While I do enjoy and appreciate the ease of which I can listen to an audiobook and absorb the content of a variety of books, there are always a few books that don’t translate well into the format. Sure, I might have my qualms about the narrator’s pronunciation, volume control, or other technical issues. However, this is the first book where the rating I’m giving applies explicitly to the audiobook version, and not necessarily to the book’s contents. The difference here is that the audiobook version of Pascal’s Pensées doesn’t allow the reader enough time to adequately absorb the content.

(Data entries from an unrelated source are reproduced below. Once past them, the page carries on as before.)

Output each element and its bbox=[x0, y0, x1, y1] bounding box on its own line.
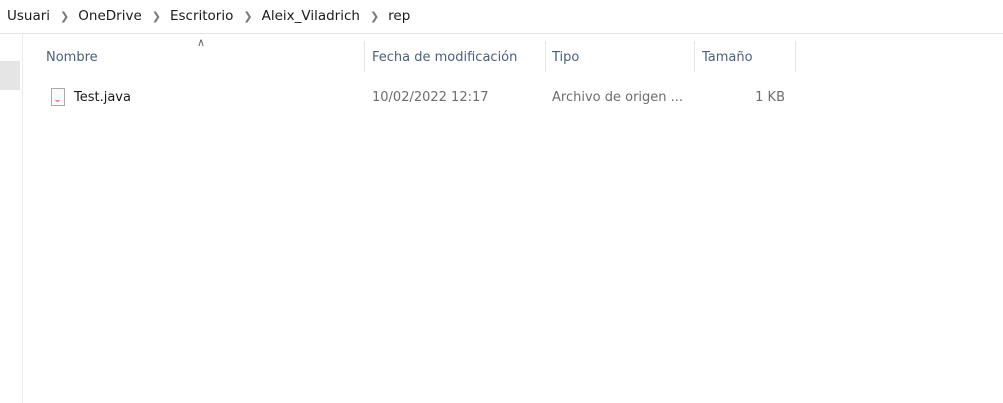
column-divider[interactable] bbox=[545, 41, 546, 72]
navigation-pane-selected-item[interactable] bbox=[0, 61, 20, 90]
chevron-right-icon[interactable]: ❯ bbox=[370, 10, 379, 23]
divider bbox=[0, 33, 1003, 34]
breadcrumb-rep[interactable]: rep bbox=[388, 8, 410, 24]
java-file-icon bbox=[51, 88, 65, 106]
column-header-size[interactable]: Tamaño bbox=[702, 43, 792, 72]
column-header-type[interactable]: Tipo bbox=[552, 43, 692, 72]
column-header-modified[interactable]: Fecha de modificación bbox=[372, 43, 542, 72]
column-divider[interactable] bbox=[795, 41, 796, 72]
file-type: Archivo de origen ... bbox=[552, 89, 684, 105]
breadcrumb-aleix-viladrich[interactable]: Aleix_Viladrich bbox=[262, 8, 360, 24]
breadcrumb-usuari[interactable]: Usuari bbox=[7, 8, 50, 24]
breadcrumb: Usuari ❯ OneDrive ❯ Escritorio ❯ Aleix_V… bbox=[7, 6, 410, 26]
column-divider[interactable] bbox=[364, 41, 365, 72]
breadcrumb-onedrive[interactable]: OneDrive bbox=[78, 8, 141, 24]
chevron-right-icon[interactable]: ❯ bbox=[152, 10, 161, 23]
chevron-right-icon[interactable]: ❯ bbox=[60, 10, 69, 23]
chevron-right-icon[interactable]: ❯ bbox=[243, 10, 252, 23]
file-name: Test.java bbox=[74, 89, 131, 105]
file-modified: 10/02/2022 12:17 bbox=[372, 89, 489, 105]
column-header-name[interactable]: Nombre bbox=[46, 43, 362, 72]
breadcrumb-escritorio[interactable]: Escritorio bbox=[170, 8, 233, 24]
file-size: 1 KB bbox=[755, 89, 785, 105]
column-divider[interactable] bbox=[694, 41, 695, 72]
file-name-cell[interactable]: Test.java bbox=[51, 87, 131, 107]
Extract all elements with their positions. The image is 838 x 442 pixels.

If I were to classify this book, I’d probably say it’s closer to a listing of complaints/observations that would work better on a multi-year “item-a-day” calendar than in an audiobook format. The majority of Pensées is a series of proverbs by Blaise Pascal, a name that most scientists will recognize. The fact that he so thoroughly analyzed the theology of the Bible and came to the conclusions that he did perhaps speaks volumes about scientific atheists today who have not done nearly as much research on their spiritual beliefs. There are plenty of gems of wisdom in this book; it’s just that the audiobook format doesn’t easily allow the reader to dwell on them for more than a moment.

Perhaps when I have a little more time to fully appreciate Pascal’s Pensées, I’ll sit down and read it. Fortunately, since it’s in the public domain, this book is free to read on Project Gutenberg. Until then, though, I can’t recommend people read the audiobook version of this text. If I manage to physically read this book in the future, I’ll likely give it an adequate rating, but as it is right now, I only have the audiobook version to go off of.

A book of proverbs you should read instead of listen to, I give Pensées 2.5 stars out of 5.